The Never End of Life After Publishing
The day my book arrived in the mail wrapped in its matte cover, all neatly bound and complete, I cradled it in my arms and practically kissed it. My baby. And then I had to raise it. To get down on my knees in the grit and help it make its way out in the world—beyond me.
So what next?
Like I did, you’ll need to market it. Spread the word. Find the confidence, continually re-find the confidence, to put it out there and keep facing the doubts that arise about whether it’s worth it, whether it’ll be loved, accepted, revered or even liked at all. You’ll face shitty Amazon reviews by readers who say they couldn’t get through the first few pages, and a couple of reviews from people who say your book helped them better understand themselves or even saved their life.
You’ll need to reach out. To strut into bookstores and ask for it to be placed on their shelves and to do a book reading in their basement to a full house of your friends or five rando stragglers who show up when two dozen seats were placed for the audience. To contact book clubs and never hear back from them. To connect with university professors and ask to give a talk to their class of students who have their heads down, scrolling their phones, when you’ve driven an hour in rush hour traffic to share your truth with them.
You’ll need to keep facing yourself again and again on the page. Keep reading the words you’ve rewritten a thousand times. Keep revisiting the memories you’ve already left behind and keep leaving behind. Keep feeling sick that readers know this about you. That readers forget. That some don’t care. That some think they now know you. Keep singing your story in a new voice even though you are utterly sick of it, over it, beyond it, on the other side of it.

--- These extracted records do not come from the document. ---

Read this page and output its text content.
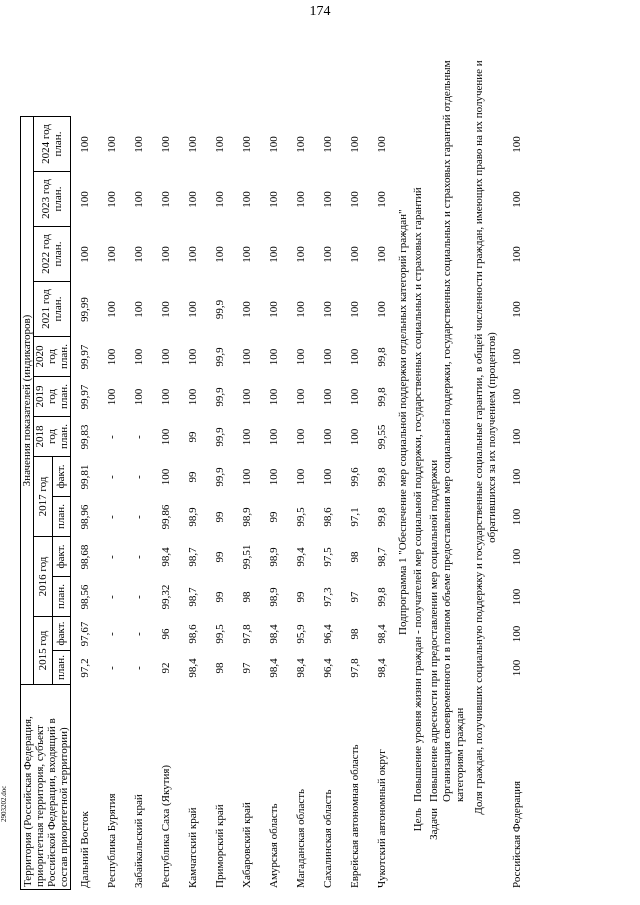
174
2903202.doc	Территория (Российская Федерация, приоритетная территория, субъект Российской Федерации, входящий в состав приоритетной территории)	Значения показателей (индикаторов)												
	2015 год		2016 год		2017 год		2018 год план.	2019 год план.	2020 год план.	2021 год план.	2022 год план.	2023 год план.	2024 год план.
	план.	факт.	план.	факт.	план.	факт.							
Дальний Восток	97,2	97,67	98,56	98,68	98,96	99,81	99,83	99,97	99,97	99,99	100	100	100
Республика Бурятия	-	-	-	-	-	-	-	100	100	100	100	100	100
Забайкальский край	-	-	-	-	-	-	-	100	100	100	100	100	100
Республика Саха (Якутия)	92	96	99,32	98,4	99,86	100	100	100	100	100	100	100	100
Камчатский край	98,4	98,6	98,7	98,7	98,9	99	99	100	100	100	100	100	100
Приморский край	98	99,5	99	99	99	99,9	99,9	99,9	99,9	99,9	100	100	100
Хабаровский край	97	97,8	98	99,51	98,9	100	100	100	100	100	100	100	100
Амурская область	98,4	98,4	98,9	98,9	99	100	100	100	100	100	100	100	100
Магаданская область	98,4	95,9	99	99,4	99,5	100	100	100	100	100	100	100	100
Сахалинская область	96,4	96,4	97,3	97,5	98,6	100	100	100	100	100	100	100	100
Еврейская автономная область	97,8	98	97	98	97,1	99,6	100	100	100	100	100	100	100
Чукотский автономный округ	98,4	98,4	99,8	98,7	99,8	99,8	99,55	99,8	99,8	100	100	100	100
Подпрограмма 1 "Обеспечение мер социальной поддержки отдельных категорий граждан"
Цель
Повышение уровня жизни граждан - получателей мер социальной поддержки, государственных социальных и страховых гарантий
Задачи
Повышение адресности при предоставлении мер социальной поддержки Организация своевременного и в полном объеме предоставления мер социальной поддержки, государственных социальных и страховых гарантий отдельным категориям граждан Доля граждан, получивших социальную поддержку и государственные социальные гарантии, в общей численности граждан, имеющих право на их получение и обратившихся за их получением (процентов)
Российская Федерация	100	100	100	100	100	100	100	100	100	100	100	100	100
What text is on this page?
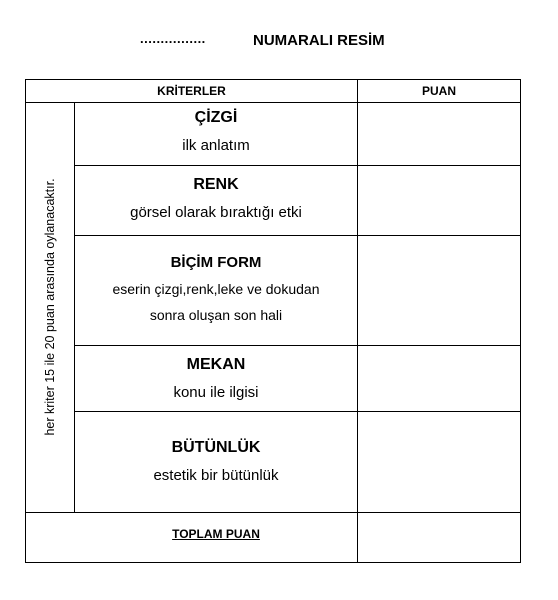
................	NUMARALI RESİM
KRİTERLER	PUAN
her kriter 15 ile 20 puan arasında oylanacaktır.
ÇİZGİ
ilk anlatım
RENK
görsel olarak bıraktığı etki
BİÇİM FORM
eserin çizgi,renk,leke ve dokudan
sonra oluşan son hali
MEKAN
konu ile ilgisi
BÜTÜNLÜK
estetik bir bütünlük
TOPLAM PUAN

And, then there’s that driving force of the friends and strangers who want to actually buy a hardcopy of your book from you to support your artistry. And your parents who are proud of you regardless of how you portrayed them. And your niece’s friends who are struggling with similar issues who are floored by your honesty and acuity. And those few people, authors themselves, who look you deep in the eyes and acknowledge, truly acknowledge, the author’s hero’s journey because they know what it took to brave it themselves and go the extra thousand miles.
So was it worth it in the end?
Hell yes, and there is no end. My book now has a life of its own. It’s no longer me writing it, me processing, me reliving my story…it’s now the story of someone else, the girl I was, the woman I wanted to become. And I’m now the woman I am holding what was in my hands. And my baby is independent in the world. I seeded it, grew it, birthed it, raised it, and now I’m just standing by to guide it on its way.